Lynne Goldstein’s intellectual curiosity and enthusiasm, coupled with her advocacy for public engagement with archaeology and her passion for communicating archaeological knowledge to diverse audiences, have also driven her involvement in an array of other projects. She served on the steering committee that established the Florida Public Archaeology Network, and then served on their board of directors for 12 years. At Michigan State, she developed and led the University’s innovative Campus Archaeology Project, persuading University leaders and grounds people alike that documenting the campus’s history through archaeological investigation was a valuable and significant undertaking. As Lynne has frequently advised us and her students, one should never undertake research without clear research questions, and in addition to providing countless students with field training and community engagement opportunities (as well as financial support), her work on the MSU campus has contributed significantly to the study of 19th and 20th century midwestern US history and the growth and significance of US land grant universities. An early and enthusiastic adopter of new technologies, she also has played a critical role in the expansion of digital humanities initiatives in archaeology. Recent work in this area include co-development of the MSU.seum mobile app to communicate aspects of MSU heritage across campus and co-directing of the “Institute on Digital Archaeology Method & Practice,” with Ethan Watrall (2014-2017).

Her undergraduate and graduate teaching (including many years of offering field schools) have been acknowledged by multiple awards; she has chaired 18 dissertation committees, served on dozens more, and mentored even more graduate (and undergraduate) students in programs around the US, in the United Kingdom, and beyond. She is a generous teacher and mentor, with an uncanny ability to cut through academic jargon and pomposity to help her students identify big questions and address them rigorously and clearly. Beyond her own students, she has mentored hundreds of other young anthropologists through her “standing room only” annual workshop at the AAA meetings on academic careers, which she offered for 17 consecutive years. As an academic administrator and mentor, she has brought the same clear-sightedness, straightforwardness, keen humor and sense of the absurd, and strategic thinking to her own leadership roles and to the guidance she provides others.
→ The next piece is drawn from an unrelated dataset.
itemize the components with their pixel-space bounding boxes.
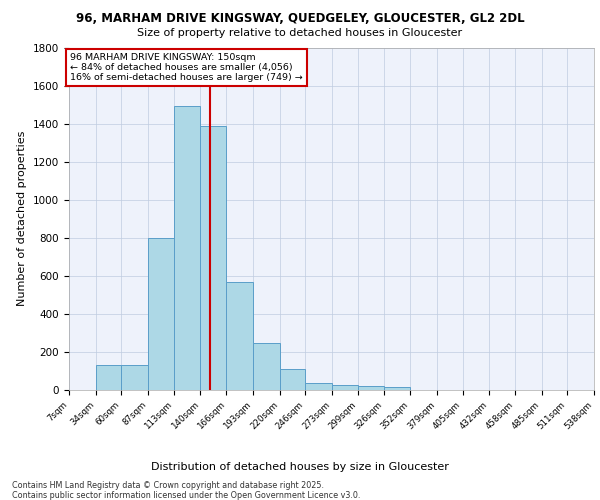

Her service to the SAA has been recognized by five Presidential Recognition Awards, spanning from 1991 to 2017. Her service on the SAA Task Force on Repatriation from 1990-2000 (and as an advisor from 2000-2010) made important contributions to the form and implementation of NAGPRA legislation (she also served on the Smithsonian Repatriation Committee for many years). Lynne also served as Secretary of the SAA (1988-1991), editor of American Antiquity (1996-2000), as co-Chair with Barbara Mills of the Task Force on Gender and Research Grants Submission (2013-2019), and currently chairs the SAA Publication Committee (2018-2021). She was similarly active in the American Anthropological Association, where she served as Publication Director for the Archaeology Section (2013-2017), Liaison to the Register of Professional Archaeologists (2016- 2018), and on several additional committees. And this does not even touch upon her leadership in the Midwest Archaeological Conference, Wisconsin Archaeological Survey, Florida Public Archaeology Network, American Association for the Advancement of Science, among other national and regional organizations.

The Society for American Archaeology will honor Lynne at the Annual Business Meeting and Awards Presentation on April 12, 5:00 to 6:30 pm, in the ACC Kiva Auditorium at the 2019 Annual Meeting in Albuquerque.